The Famous Forbes Case of Buckingham County: Part XIX


Freedom for Cliff Wooldridge

According to coverage in The Times-Dispatch, until nearly dark on June 14, 1904, discussion continued at Buckingham Courthouse concerning a possible change of venue for those accused of burning the buildings of John S. Forbes. Destined to be tried in Buckingham County, Charlie Forbes was returned to the Buckingham County jail. The next day, his beautiful and heroic sister, Janie, and two of her brothers appeared at the courthouse, attempting to provide security for their brother’s release from custody. His bail remained at $5,000. It was deemed, however, that their security was insufficient and Charlie remained in custody.

Congressman Flood and Benjamin Davidson had succeeded in providing security for Wooldridge’s $5,000 bail. At dusk on June 14th, Cliff Wooldridge left Maysville and incarceration behind, driven out of the village by his son, Dan, who was also out on bail. In a couple of days, Cliff and his wife would return to Maysville on business. At that time, he looked “remarkably well” and she had recovered from her recent indisposition.

That same day, as darkness fell at Buckingham Courthouse, attorney Jack Lee was seen heading for Lynchburg, accompanied by a young woman who had been summoned to testify on behalf of Charlie Forbes. She was to return to Buckingham County when the case was tried in July.

Why did she go unnamed in the newspaper? Was this a ploy on the part of the correspondent, intending to add allure to an already “mysterious” case?


On July 15th, the Appomattox and Buckingham Times printed an update on the case written by correspondent “Quoit.” Heavy with opinion, he offered few new facts.


The Board of Supervisors is in session at this writing, with not a very large crowd in attendance. The people of the county and other counties will doubtless turnout in considerable numbers on the morrow, expecting to hear the now celebrated burning case aired in the court. Those who are acquainted with the facts as developed at the examination of this case before the magisterial court readily agree with your reporter as to the facts developed. While there is absolutely no danger whatever threatening the prisoners from any outside violence, the extreme gravity of the charge, commands the most serious interest of peace and order-loving citizens of this community. It is somewhat amusing though to see here and there an isolated [?] writer bobbing up and declaring it will be hard to find a jury in the large and fair-minded county of Buckingham prepared to give the prisoners a “fair and impartial trial.”

And I asked for my part, and I think I know something of the people of Buckingham, I am truly of the opinion that, it will be an easy matter to find a jury qualified to try the case.

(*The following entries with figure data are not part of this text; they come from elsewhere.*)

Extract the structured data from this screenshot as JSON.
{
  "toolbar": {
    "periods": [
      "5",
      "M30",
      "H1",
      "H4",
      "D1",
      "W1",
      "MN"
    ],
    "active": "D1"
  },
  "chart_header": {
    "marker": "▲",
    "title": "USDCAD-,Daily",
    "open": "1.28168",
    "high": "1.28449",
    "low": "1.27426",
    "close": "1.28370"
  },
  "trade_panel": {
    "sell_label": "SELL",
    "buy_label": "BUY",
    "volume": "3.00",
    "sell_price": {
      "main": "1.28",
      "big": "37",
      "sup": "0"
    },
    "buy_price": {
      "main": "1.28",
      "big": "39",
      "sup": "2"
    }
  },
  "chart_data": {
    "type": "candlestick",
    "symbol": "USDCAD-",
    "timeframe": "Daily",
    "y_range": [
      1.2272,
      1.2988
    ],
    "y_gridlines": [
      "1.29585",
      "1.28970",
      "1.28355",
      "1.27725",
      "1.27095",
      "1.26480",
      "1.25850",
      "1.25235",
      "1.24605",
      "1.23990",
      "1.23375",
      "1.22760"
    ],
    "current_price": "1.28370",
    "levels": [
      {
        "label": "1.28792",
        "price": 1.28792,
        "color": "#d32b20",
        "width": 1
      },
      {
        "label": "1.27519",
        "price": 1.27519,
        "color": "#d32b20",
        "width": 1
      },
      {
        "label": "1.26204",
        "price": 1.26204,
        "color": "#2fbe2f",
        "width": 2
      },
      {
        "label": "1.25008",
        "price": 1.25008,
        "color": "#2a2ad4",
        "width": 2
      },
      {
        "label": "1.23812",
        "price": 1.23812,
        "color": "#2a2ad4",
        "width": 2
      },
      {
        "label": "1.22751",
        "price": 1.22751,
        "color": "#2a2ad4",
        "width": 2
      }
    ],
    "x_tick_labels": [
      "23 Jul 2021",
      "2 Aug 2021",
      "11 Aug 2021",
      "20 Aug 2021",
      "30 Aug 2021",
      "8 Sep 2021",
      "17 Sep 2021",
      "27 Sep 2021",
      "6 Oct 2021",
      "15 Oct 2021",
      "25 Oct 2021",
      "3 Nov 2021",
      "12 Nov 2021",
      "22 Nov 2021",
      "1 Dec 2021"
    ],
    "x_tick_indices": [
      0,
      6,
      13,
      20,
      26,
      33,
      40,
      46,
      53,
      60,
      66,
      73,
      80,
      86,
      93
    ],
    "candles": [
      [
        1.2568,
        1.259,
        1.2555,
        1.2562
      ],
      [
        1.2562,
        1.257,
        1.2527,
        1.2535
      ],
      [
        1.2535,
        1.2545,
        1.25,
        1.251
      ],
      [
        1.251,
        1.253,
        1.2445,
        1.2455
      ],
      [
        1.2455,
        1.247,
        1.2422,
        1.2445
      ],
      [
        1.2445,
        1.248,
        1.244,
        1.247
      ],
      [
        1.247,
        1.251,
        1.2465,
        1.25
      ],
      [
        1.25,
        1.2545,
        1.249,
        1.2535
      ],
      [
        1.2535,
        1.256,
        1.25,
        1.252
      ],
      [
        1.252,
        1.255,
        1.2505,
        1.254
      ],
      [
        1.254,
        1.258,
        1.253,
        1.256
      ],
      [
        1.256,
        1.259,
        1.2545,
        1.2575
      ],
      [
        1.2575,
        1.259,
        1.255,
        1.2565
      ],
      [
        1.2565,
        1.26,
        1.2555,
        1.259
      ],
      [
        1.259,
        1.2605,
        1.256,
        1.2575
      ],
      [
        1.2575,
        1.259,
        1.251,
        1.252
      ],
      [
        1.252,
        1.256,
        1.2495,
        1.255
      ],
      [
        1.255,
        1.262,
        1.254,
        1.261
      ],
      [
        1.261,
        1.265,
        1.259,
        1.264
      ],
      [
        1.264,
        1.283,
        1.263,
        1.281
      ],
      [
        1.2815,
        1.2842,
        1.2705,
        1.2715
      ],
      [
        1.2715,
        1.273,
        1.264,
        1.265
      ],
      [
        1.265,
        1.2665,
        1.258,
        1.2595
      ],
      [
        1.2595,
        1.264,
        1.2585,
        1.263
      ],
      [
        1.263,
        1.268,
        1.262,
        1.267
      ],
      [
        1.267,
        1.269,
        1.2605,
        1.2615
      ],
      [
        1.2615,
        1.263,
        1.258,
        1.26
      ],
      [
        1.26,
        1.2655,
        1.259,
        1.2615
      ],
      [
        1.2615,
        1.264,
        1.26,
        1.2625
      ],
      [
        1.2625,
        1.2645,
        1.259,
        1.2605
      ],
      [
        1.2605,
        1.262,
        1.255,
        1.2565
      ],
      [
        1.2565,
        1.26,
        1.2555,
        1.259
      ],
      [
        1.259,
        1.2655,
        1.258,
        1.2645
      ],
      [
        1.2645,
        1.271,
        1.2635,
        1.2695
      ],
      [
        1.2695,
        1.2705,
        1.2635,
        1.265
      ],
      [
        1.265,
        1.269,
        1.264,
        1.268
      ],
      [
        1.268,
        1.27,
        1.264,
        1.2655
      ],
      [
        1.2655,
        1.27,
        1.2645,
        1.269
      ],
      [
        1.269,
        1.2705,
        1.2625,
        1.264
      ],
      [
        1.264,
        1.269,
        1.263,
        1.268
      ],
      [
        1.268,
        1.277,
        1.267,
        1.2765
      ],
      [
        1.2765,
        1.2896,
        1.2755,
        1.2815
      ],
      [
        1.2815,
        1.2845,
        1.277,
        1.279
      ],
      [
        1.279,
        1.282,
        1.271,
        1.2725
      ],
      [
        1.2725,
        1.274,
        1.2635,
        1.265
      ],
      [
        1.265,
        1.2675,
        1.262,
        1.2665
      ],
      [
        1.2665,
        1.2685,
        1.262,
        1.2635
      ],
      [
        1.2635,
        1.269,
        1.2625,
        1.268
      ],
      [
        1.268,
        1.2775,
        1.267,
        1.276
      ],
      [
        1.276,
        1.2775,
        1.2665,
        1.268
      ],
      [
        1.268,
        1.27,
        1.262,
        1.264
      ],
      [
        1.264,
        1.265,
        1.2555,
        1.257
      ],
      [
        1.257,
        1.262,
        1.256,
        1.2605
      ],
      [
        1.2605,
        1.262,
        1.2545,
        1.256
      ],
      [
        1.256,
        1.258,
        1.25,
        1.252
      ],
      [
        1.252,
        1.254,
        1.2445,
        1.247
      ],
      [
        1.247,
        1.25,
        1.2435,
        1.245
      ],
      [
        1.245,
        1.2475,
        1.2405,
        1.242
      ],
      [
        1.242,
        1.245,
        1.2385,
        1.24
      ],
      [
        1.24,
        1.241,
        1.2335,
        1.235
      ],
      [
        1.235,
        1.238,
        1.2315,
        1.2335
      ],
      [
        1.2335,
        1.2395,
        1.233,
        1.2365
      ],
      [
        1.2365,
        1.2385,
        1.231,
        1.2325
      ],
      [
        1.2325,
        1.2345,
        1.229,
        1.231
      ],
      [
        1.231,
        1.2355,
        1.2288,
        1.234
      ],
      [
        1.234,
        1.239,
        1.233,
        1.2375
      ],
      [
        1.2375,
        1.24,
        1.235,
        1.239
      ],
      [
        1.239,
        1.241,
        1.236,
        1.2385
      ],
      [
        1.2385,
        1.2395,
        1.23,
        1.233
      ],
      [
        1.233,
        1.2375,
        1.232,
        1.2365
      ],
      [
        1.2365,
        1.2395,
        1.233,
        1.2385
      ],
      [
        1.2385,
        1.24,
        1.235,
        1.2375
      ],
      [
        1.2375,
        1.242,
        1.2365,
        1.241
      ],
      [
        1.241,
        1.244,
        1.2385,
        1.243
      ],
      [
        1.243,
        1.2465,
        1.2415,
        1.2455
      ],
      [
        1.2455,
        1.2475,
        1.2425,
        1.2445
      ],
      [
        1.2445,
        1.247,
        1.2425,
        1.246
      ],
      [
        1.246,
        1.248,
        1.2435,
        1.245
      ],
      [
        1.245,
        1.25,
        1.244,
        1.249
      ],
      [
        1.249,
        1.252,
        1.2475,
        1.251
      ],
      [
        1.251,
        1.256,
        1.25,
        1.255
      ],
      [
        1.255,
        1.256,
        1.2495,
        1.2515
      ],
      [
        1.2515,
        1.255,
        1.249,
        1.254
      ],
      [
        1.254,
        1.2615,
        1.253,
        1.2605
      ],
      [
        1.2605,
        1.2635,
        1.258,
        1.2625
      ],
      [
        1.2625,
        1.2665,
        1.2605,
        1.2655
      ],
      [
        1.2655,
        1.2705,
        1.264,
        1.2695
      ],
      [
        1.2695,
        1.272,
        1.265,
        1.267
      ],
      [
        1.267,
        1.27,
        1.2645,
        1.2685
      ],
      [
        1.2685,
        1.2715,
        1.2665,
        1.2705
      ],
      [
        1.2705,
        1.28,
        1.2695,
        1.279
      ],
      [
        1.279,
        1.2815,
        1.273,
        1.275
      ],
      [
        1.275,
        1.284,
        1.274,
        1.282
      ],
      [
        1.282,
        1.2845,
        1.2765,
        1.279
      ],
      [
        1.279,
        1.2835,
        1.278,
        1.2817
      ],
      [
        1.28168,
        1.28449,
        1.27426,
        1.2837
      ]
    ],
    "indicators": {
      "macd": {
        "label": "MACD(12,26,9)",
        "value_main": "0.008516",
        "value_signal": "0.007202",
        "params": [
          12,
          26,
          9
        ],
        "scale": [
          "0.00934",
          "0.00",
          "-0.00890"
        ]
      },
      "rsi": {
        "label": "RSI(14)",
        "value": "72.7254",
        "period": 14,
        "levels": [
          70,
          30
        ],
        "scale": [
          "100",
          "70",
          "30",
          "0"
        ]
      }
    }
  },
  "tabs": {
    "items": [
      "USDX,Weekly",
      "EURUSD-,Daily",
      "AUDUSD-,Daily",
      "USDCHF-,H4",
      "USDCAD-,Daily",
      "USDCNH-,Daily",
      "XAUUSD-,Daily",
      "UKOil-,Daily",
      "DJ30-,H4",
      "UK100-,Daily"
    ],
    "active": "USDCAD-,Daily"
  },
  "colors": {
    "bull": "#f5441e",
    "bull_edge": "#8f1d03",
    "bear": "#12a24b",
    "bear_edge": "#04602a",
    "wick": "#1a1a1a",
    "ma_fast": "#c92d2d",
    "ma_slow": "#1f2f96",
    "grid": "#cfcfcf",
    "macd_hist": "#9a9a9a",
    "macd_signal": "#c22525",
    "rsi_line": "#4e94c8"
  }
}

New council has been employed for the defense of Charlie Forbes. Messrs. Lee & and Howard, of Lynchburg, will appear [?] for his defense. It will be readily understood that in each of these cases every inch of ground will be stoutly contested, and we may expect a battle royal or a complete route [?] in the beginning of the fight. It is not thought that there will be any standing room on any “middle ground.”

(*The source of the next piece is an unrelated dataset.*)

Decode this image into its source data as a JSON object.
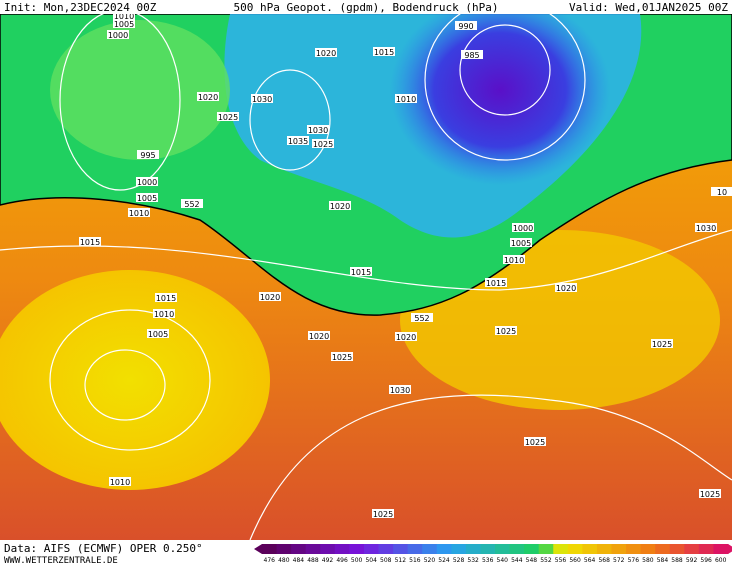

On page four of the same addition, the Appomattox and Buckingham Times, ran an update summarizing the case thus far. Importantly, it listed the men who sat on the grand jury, calling them “nine of the most prominent citizens of Buckingham county.” They were: L. F. Lightfoot, George W. Patterson, John J. Spencer, W. G. Edwards, Charles L. Glover, Joseph J. Irving, Brice Glover, Thomas R. Shan and W. R. Silvey [?].